The way in which Carl Joseph Papa has created this deeply nuanced film is something that exists in singularity. The animation of the film makes every shot feel like a stand alone piece of art. It blurs the line so cleverly between the younger and current version of Eric to show the way in which sexual abuse victums can regress to the age and cycles they had when they were abused through. In a clever move to have the audience understand Eric’s mental state as a child, whenever the film flashes back in time, the animation follows in Eric’s mental suit and regresses to a far more simplistic style of animation.
The style is reminiscent of drawings that a child may do, really making the viewer understand just how young and vulnerable Eric was at the time he was abused. Additionally, when Eric’s uncle enters early scenes within his childhood, he literally erases any animation he touches, showing how his uncle removed his sense of security and safety within his home. This is exactly what makes The Missing so powerful. The film works to not only make the audience understand what Eric has been through, it shows what the abuse has taken from him in a literal sense.
The Missing constantly displays the ways in which childhood trauma and the triggers that bring it to the surface can continually impact those like Eric, who are a victim of it. While when we meet Eric, he both physically and figuratively does not have the ability to share his voice, throughout the film, as he continues to remember his sexually abusive relationship with his uncle, he begins to lose much more of himself.
He loses his ear, his eye, his hand and more, as a visual representation of the ongoing damage that Eric still has to deal with as an adult who is a victim of sexual abuse. Even though his uncle is now dead and he is surrounded by career and relationship security, the trauma continues to take from him.
The Missing utilizes its breathtaking animation to make its audience understand the ways in which Eric struggles to grapple with the abuse he has endured as the triggers around him force him to regress back to the young boy he was when his uncle was abusing him. When Eric finds his uncle’s body, he begins to experience the same recurring nightmare he did as a child that aliens are coming to abduct him. The film poses this as a form of escape Eric created as a young child in order to deal with the horrific abuse he endured that he didn’t know how to tell anyone about.

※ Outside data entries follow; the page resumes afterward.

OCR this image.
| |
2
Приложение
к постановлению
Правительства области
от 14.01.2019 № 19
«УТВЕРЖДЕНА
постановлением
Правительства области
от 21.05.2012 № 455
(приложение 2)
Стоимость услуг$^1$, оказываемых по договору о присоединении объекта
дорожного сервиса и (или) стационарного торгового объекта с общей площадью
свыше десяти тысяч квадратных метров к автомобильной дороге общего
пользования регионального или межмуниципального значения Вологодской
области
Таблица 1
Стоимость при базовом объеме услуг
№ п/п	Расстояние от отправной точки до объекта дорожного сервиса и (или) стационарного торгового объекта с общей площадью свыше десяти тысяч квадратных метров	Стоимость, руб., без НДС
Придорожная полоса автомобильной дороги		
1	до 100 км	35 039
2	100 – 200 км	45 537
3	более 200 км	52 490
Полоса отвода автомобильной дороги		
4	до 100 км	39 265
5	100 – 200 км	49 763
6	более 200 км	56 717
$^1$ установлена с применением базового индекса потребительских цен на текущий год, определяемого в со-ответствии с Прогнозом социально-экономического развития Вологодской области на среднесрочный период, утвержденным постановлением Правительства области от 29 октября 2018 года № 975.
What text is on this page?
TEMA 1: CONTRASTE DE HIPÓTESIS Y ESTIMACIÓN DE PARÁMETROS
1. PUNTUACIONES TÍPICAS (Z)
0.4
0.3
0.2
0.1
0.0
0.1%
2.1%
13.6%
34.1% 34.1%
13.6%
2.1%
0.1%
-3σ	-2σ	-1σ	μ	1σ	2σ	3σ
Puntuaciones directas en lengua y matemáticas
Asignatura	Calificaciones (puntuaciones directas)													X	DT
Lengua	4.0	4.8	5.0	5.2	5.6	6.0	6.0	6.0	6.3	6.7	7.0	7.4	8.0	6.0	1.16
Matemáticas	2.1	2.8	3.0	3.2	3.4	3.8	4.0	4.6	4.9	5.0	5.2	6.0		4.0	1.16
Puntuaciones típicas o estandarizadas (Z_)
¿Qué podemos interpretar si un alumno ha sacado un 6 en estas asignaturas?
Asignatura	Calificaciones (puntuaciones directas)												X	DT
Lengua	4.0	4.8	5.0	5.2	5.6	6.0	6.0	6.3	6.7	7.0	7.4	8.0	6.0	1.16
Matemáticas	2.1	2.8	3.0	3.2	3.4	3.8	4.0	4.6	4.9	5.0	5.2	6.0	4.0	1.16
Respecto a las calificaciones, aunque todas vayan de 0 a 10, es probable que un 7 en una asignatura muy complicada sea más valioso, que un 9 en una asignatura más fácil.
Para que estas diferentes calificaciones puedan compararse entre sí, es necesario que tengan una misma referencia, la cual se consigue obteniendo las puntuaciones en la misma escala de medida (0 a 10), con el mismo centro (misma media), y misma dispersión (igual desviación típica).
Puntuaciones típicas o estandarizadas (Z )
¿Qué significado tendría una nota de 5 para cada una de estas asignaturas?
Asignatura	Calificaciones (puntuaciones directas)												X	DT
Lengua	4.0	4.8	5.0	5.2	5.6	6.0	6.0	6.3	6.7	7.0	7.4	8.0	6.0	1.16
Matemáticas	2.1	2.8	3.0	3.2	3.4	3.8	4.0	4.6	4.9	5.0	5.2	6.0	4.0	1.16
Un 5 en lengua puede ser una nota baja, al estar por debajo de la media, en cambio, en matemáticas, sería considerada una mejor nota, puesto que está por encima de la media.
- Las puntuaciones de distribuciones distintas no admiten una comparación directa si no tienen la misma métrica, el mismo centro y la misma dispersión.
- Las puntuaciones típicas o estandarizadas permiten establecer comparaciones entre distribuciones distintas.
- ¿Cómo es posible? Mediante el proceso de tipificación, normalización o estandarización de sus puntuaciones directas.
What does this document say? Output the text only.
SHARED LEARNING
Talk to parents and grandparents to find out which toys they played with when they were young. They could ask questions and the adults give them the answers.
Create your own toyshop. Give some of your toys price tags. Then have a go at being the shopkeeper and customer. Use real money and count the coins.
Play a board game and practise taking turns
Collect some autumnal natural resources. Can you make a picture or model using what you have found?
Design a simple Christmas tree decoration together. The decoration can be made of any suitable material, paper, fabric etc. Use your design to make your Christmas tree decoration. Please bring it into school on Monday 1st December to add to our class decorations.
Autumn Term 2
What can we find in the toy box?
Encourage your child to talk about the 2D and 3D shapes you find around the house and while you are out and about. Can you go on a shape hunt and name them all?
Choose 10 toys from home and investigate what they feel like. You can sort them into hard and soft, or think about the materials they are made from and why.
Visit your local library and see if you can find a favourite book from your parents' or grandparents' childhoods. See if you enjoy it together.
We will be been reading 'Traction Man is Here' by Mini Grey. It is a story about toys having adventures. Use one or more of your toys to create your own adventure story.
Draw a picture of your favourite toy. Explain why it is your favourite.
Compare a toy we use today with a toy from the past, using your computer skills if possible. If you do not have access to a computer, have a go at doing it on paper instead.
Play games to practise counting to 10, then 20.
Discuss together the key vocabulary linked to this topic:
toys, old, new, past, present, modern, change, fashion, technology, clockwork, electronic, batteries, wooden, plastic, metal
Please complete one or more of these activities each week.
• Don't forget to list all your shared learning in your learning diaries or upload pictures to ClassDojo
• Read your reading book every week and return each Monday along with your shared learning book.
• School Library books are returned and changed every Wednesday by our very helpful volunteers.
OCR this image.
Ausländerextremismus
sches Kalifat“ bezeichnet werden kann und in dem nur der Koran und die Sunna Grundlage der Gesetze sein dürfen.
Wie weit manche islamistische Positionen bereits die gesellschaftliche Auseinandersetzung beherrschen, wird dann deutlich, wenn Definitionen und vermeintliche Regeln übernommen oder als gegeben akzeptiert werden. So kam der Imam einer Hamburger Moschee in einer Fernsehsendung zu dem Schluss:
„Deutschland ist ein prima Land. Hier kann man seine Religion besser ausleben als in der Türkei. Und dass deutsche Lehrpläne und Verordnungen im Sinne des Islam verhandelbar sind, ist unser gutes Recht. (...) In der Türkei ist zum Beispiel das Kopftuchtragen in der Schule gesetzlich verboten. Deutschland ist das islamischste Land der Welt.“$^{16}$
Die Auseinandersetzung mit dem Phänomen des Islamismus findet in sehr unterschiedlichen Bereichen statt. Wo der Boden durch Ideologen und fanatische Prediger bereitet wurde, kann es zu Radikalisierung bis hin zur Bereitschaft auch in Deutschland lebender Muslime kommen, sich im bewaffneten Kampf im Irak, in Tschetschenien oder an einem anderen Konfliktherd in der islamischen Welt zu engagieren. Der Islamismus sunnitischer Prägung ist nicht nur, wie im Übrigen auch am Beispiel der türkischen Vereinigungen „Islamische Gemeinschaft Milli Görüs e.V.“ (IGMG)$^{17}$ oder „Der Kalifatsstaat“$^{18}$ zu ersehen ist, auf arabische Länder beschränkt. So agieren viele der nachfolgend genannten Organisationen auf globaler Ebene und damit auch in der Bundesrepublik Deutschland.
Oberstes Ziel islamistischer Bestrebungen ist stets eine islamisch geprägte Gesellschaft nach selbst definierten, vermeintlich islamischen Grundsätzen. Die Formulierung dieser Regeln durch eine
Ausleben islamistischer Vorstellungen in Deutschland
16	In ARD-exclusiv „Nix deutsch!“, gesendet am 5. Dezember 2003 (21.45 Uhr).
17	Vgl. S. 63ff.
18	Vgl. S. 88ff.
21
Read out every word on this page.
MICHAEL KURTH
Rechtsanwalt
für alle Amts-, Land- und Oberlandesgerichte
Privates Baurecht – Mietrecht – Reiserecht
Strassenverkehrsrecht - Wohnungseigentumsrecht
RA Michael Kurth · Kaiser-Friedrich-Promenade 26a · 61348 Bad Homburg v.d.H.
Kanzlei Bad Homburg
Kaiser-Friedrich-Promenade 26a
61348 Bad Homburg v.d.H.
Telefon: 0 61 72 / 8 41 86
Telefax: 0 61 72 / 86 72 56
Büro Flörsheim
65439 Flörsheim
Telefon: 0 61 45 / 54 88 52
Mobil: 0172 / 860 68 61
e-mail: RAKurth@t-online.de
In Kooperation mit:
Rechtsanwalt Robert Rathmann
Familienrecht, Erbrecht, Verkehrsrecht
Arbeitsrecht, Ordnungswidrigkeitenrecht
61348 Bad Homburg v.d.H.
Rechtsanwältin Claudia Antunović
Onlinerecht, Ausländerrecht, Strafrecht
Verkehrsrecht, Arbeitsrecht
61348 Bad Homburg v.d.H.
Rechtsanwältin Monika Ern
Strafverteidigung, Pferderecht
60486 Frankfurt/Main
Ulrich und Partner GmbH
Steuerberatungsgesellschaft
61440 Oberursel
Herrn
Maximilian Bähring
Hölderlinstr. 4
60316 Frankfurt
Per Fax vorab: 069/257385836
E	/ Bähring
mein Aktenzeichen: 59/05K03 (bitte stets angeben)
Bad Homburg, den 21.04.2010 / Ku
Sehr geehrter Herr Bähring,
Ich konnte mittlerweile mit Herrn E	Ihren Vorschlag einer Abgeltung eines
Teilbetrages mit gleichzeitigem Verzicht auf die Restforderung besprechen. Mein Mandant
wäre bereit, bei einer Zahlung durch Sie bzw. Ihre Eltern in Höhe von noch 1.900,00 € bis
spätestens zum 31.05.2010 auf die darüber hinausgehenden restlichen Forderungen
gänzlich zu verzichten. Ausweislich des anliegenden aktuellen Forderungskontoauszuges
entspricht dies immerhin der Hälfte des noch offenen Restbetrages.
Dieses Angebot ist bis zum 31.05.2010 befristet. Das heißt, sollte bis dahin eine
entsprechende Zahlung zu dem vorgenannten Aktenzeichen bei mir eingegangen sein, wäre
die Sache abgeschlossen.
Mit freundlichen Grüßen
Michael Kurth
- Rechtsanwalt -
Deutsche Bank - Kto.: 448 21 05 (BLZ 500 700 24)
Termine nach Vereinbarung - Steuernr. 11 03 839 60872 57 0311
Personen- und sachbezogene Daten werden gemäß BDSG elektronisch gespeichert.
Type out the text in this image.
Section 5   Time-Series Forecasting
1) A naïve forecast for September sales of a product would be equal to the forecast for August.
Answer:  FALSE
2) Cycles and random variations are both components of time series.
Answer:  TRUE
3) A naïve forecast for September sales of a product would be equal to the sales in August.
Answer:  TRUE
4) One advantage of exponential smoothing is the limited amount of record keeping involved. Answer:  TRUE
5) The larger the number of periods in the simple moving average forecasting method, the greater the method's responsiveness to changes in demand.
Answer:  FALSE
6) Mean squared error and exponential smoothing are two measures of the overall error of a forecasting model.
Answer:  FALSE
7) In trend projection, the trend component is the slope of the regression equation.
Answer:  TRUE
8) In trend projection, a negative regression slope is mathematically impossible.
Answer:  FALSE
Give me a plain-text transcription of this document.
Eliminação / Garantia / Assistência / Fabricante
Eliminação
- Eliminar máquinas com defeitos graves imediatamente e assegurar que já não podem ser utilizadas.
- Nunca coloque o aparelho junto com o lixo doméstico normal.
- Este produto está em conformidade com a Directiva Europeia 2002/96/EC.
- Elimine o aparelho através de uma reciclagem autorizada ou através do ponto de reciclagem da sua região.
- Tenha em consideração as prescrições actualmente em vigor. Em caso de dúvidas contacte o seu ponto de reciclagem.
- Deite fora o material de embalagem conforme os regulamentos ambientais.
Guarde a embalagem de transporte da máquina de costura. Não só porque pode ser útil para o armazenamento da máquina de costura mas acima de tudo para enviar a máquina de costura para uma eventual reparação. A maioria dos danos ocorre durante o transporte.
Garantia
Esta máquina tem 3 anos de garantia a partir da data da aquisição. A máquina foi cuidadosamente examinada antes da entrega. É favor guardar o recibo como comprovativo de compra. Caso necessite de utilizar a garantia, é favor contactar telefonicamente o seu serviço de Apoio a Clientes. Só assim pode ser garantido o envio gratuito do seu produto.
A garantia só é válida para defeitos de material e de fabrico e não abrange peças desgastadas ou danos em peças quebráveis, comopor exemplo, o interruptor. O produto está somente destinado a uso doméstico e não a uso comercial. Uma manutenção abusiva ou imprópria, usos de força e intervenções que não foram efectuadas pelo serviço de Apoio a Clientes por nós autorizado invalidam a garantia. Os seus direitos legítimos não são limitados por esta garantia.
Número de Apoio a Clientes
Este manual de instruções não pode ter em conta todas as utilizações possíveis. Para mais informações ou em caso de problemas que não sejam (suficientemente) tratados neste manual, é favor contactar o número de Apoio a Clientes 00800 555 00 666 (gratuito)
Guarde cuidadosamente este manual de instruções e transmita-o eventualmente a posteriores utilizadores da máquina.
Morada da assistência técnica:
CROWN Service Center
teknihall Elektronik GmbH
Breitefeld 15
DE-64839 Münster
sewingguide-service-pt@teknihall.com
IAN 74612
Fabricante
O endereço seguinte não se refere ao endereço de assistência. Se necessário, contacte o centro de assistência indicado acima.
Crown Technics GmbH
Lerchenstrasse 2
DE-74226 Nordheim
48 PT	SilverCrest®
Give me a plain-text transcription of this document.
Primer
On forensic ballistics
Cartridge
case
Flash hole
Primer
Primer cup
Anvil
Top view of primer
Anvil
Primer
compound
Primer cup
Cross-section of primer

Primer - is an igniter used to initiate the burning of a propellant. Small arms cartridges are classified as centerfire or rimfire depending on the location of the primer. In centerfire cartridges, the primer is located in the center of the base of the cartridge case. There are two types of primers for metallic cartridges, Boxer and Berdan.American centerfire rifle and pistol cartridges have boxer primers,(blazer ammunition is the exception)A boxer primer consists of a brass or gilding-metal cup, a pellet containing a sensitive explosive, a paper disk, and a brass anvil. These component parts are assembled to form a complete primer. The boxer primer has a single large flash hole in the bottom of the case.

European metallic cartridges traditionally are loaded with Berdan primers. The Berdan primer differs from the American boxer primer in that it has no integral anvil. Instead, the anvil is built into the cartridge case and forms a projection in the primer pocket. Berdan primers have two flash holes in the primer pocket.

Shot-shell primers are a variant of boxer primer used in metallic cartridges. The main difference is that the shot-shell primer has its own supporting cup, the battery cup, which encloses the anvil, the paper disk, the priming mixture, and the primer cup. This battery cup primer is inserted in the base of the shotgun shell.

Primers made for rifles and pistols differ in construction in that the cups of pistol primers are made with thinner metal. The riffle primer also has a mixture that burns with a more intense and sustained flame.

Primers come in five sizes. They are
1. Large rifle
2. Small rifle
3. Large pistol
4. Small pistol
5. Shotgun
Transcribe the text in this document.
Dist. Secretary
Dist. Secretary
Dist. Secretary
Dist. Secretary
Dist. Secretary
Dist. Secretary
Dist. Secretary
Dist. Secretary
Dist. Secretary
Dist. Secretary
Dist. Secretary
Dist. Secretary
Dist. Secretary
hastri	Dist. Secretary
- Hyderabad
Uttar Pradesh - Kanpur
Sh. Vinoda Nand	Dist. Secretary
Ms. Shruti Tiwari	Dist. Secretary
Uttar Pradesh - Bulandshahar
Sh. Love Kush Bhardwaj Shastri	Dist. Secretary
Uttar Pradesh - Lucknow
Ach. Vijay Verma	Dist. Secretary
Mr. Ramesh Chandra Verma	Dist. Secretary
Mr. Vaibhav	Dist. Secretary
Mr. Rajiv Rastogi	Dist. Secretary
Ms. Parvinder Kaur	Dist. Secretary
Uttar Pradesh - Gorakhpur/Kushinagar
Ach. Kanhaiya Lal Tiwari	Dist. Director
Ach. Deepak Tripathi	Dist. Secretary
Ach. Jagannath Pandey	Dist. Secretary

Only Eric can see these aliens and he is unable to communicate to those around him the trauma and terror it evokes in him, because this threat is not visible to anyone but him. He has to physically fight these aliens off as these dreams are real to him but his loved ones struggle to understand what he is going through and how to help. This is Eric’s biggest challenge, he cannot tell the people he trusts most about what has happened to him, he cannot find a way to express himself.
The Missing is experimental yet sensitive in the way it deals with the impact of sexual abuse and trauma cycles. The film gives endless grace to Eric and the way he is desperately trying to defeat his demons, alongside the people who love him. This is the most creative way I’ve seen a film deal with such a heavy, yet important topic. While Eric doesn’t speak throughout the film, the animation makes it so the audience completely understands what is going on with him. It’s a film that will make you more empathetic and a film that will make you understand the amount of strength it takes to be vulnerable.
The Missing has been submitted as the Philippines’ official entry for International Feature at the 96th Academy Awards, which would make it the first film from the country to be nominated.